Derek Anderson

Personal information
- Date of birth: 15 May 1972 (age 54)
- Place of birth: Paisley, Scotland
- Position: Defender

Team information
- Current team: Greenock Morton (Head of Youth Development and Interim Manager)

Youth career
- Ferguslie United
- 1991–1992: Greenock Morton
- 1992–1994: Kilwinning Rangers

Senior career*
- Years: Team / Apps / (Gls)
- 1994–1998: Kilmarnock / 66 / (1)
- 1998: Ayr United / 12 / (1)
- 1998–1999: Hibernian / 6 / (0)
- 1999–2001: Greenock Morton / 74 / (5)
- 2001–2002: Alloa Athletic / 10 / (0)
- 2002–2003: Queen of the South / 39 / (0)
- 2003–2004: Stirling Albion / 28 / (0)
- Auchinleck Talbot
- Total:  / 235 / (7)

Managerial career
- 2013: Greenock Morton (Interim Manager)
- 2018: Greenock Morton (Interim Manager)
- 2021: Greenock Morton (Interim Manager)

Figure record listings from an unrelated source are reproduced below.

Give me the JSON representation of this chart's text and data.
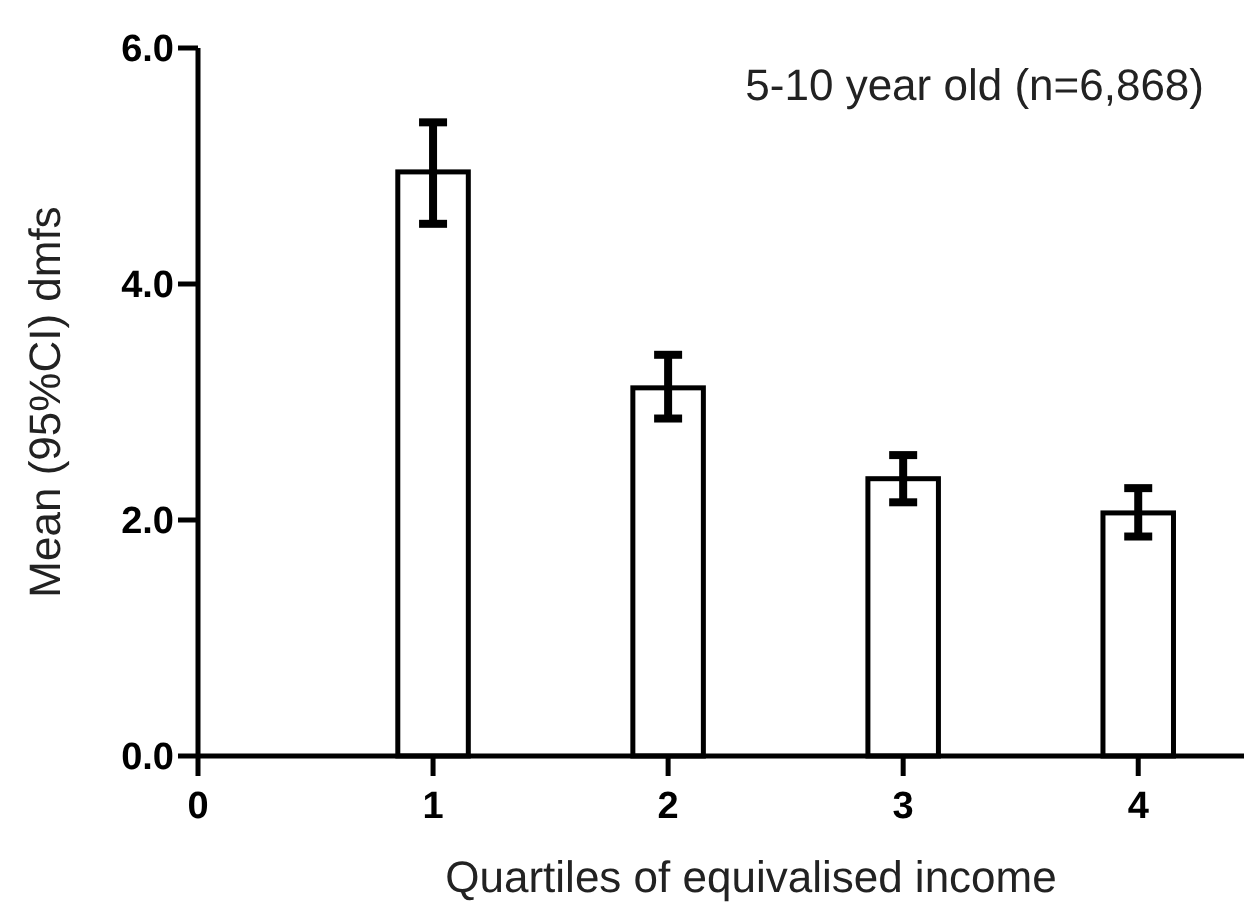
{
  "chart_data": {
    "type": "bar",
    "title": "5-10 year old (n=6,868)",
    "xlabel": "Quartiles of equivalised income",
    "ylabel": "Mean (95%CI) dmfs",
    "x": [
      1,
      2,
      3,
      4
    ],
    "values": [
      4.95,
      3.12,
      2.35,
      2.06
    ],
    "color": "#ffffff",
    "errors": [
      [
        4.51,
        5.37
      ],
      [
        2.86,
        3.4
      ],
      [
        2.15,
        2.55
      ],
      [
        1.86,
        2.27
      ]
    ],
    "xlim": [
      0,
      4.45
    ],
    "xticks": [
      0,
      1,
      2,
      3,
      4
    ],
    "ylim": [
      0,
      6
    ],
    "yticks": [
      {
        "value": 0,
        "label": "0.0"
      },
      {
        "value": 2,
        "label": "2.0"
      },
      {
        "value": 4,
        "label": "4.0"
      },
      {
        "value": 6,
        "label": "6.0"
      }
    ],
    "grid": false
  }
}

= Derek Anderson (footballer) =

Scottish footballer (born 1972)

Derek Anderson (born 15 May 1972 in Paisley) is a Scottish former professional footballer, who played as a defender for Greenock Morton, Kilmarnock, Ayr United, Hibernian, Alloa Athletic, Queen of the South and Stirling Albion.

Anderson was appointed director of Greenock Morton's youth academy in March 2012. In November 2013, he and David Hopkin took interim charge at Morton after Allan Moore was relieved of his role as manager. He again took caretaker charge of the first team in September 2018, along with John Sutton. In December 2021, following the release of manager Gus MacPherson, Anderson once again took the reins as caretaker manager of Morton.